Abstract 238: Interaction analysis between germline susceptibility loci and somatic alterations in lung cancer

Abstract

Abstract Emerging evidence indicates that germline variations may interact with somatic events in carcinogenesis. However, the germline-somatic interaction in lung cancer remains largely unknown. In the present study, we investigated whether lung cancer driver genes (CDGs) were more likely to locate within cancer susceptibility regions. Additional pathway enrichment analysis was performed to identify common pathways underlying CDGs and cancer susceptibility genes (CSGs). Next, we analyzed the associations between lung cancer risk SNPs and somatic alterations, including mutations and copy number alterations, in the level of genes, pathways, and overall burden of alterations.

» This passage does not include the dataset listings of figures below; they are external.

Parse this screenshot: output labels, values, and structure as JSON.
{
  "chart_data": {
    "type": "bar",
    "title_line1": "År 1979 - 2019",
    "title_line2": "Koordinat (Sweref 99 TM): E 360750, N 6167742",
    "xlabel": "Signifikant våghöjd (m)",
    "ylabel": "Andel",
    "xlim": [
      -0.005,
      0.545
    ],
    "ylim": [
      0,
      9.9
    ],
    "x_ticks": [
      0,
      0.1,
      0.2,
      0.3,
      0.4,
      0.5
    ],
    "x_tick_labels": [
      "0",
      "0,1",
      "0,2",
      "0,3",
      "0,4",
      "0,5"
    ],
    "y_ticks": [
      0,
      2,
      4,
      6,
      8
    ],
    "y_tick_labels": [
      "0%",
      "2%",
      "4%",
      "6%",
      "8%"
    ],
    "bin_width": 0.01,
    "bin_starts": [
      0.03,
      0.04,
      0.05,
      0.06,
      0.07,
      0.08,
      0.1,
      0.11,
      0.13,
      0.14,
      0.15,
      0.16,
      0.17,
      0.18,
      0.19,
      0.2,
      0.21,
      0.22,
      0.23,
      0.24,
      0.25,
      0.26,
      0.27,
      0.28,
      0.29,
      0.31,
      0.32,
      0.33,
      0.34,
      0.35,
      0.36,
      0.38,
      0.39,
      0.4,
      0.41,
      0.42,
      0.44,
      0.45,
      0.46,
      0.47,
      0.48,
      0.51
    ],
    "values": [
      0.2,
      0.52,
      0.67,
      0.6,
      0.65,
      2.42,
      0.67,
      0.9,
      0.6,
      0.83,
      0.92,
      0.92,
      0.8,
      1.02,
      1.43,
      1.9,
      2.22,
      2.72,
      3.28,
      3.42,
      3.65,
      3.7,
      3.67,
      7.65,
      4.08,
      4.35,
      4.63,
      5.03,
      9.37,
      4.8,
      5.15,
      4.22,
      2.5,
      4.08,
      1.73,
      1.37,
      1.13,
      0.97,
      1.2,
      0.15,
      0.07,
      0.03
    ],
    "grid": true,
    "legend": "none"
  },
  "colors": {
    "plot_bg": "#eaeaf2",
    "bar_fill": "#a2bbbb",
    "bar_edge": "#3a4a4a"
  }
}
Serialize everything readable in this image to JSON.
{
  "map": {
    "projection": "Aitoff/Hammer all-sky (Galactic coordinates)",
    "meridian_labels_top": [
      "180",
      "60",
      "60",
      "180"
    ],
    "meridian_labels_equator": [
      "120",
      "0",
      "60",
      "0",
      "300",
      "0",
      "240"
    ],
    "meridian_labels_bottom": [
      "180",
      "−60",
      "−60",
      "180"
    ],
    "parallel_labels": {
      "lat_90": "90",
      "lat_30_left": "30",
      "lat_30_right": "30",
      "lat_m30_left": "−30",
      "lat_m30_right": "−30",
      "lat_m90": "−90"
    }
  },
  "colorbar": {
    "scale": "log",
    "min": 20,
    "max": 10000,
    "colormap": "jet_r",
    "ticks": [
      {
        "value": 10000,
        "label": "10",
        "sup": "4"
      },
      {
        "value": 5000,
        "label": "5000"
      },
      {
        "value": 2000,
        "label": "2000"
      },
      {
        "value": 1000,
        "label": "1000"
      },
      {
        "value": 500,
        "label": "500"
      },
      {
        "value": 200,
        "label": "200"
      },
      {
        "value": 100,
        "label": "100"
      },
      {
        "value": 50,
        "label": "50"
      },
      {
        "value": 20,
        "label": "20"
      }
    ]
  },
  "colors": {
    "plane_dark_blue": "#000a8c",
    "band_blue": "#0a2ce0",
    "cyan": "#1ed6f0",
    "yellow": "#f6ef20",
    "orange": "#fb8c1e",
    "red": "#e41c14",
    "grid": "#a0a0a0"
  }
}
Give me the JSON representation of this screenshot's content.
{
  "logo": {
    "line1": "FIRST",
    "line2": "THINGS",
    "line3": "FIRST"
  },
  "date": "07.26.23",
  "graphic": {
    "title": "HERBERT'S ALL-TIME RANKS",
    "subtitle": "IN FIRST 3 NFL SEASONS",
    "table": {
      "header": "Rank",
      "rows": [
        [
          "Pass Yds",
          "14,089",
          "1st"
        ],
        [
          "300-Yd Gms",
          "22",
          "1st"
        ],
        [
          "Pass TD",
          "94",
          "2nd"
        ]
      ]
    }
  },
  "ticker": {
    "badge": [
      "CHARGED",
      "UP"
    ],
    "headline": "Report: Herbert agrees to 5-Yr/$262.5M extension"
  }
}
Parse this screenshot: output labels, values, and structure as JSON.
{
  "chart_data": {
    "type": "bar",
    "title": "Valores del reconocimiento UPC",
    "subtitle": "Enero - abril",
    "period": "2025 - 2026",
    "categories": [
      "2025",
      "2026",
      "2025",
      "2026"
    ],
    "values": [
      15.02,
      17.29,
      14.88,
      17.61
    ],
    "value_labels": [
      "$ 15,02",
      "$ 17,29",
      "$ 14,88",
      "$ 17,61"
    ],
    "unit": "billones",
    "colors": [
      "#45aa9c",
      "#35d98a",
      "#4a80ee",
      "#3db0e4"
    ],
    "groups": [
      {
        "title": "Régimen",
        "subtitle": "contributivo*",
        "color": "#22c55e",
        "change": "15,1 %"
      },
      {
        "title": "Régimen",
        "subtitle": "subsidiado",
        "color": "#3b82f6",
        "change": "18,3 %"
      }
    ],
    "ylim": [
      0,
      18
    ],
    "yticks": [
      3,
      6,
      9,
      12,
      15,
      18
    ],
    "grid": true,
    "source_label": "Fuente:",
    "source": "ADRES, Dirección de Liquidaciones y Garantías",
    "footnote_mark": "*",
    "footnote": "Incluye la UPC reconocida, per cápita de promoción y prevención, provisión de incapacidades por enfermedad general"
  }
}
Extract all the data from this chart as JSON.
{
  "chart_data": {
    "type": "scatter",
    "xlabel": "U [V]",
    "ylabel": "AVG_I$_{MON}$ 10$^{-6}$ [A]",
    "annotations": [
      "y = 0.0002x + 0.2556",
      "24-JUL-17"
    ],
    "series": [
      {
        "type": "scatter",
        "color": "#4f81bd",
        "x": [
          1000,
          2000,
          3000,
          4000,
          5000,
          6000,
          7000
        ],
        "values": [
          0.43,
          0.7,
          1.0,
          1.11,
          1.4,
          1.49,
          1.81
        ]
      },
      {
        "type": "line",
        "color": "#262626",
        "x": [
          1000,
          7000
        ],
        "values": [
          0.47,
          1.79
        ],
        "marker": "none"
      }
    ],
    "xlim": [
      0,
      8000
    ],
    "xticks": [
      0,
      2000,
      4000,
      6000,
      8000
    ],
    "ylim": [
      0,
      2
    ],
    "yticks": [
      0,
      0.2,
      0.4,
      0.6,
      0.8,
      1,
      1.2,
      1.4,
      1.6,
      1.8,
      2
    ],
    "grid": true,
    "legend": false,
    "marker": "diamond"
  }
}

Enrichment analysis showed that lung CDGs are more likely to locate within cancer susceptibility regions (P = 8.40×10-3). Both of lung CSGs and CDGs showed significant enrichment in pathways such as cell cycle and p53 signaling pathway. Gene-based analysis showed that rs36600 (22q12.2) was associated with somatic mutations within ARID1A (OR = 2.45, 95%CI: 1.47-4.08, P = 5.78×10-4). Pathway-based analysis identified rs2395185 and rs3817963 at 6p22.1 were associated with somatic truncation mutations in cell cycle pathway (OR = 1.56, P = 3.61×10-4 for rs2395185; OR = 1.58, P = 4.15×10-4 for rs3817963), and rs3817963 was also associated with somatic truncation mutations in MAPK signaling pathway (OR = 1.54, P = 8.58×10-4). Further analysis associated rs2395185 at 6p22.1 (HLA class II genes) with increased APOBEC3A expression (P = 9.50×10-3) and elevated APOBEC mutagenesis (P = 3.58×10-3). These results provide evidence for the germline-somatic interactions on lung tumorigenesis. This can help to uncover the molecular mechanisms by which risk SNPs influence lung cancer risk. Citation Format: Yuzhuo Wang, Cheng Wang, Meng Zhu, Guangfu Jin, Hongbing Shen. Interaction analysis between germline susceptibility loci and somatic alterations in lung cancer [abstract]. In: Proceedings of the American Association for Cancer Research Annual Meeting 2018; 2018 Apr 14-18; Chicago, IL. Philadelphia (PA): AACR; Cancer Res 2018;78(13 Suppl):Abstract nr 238.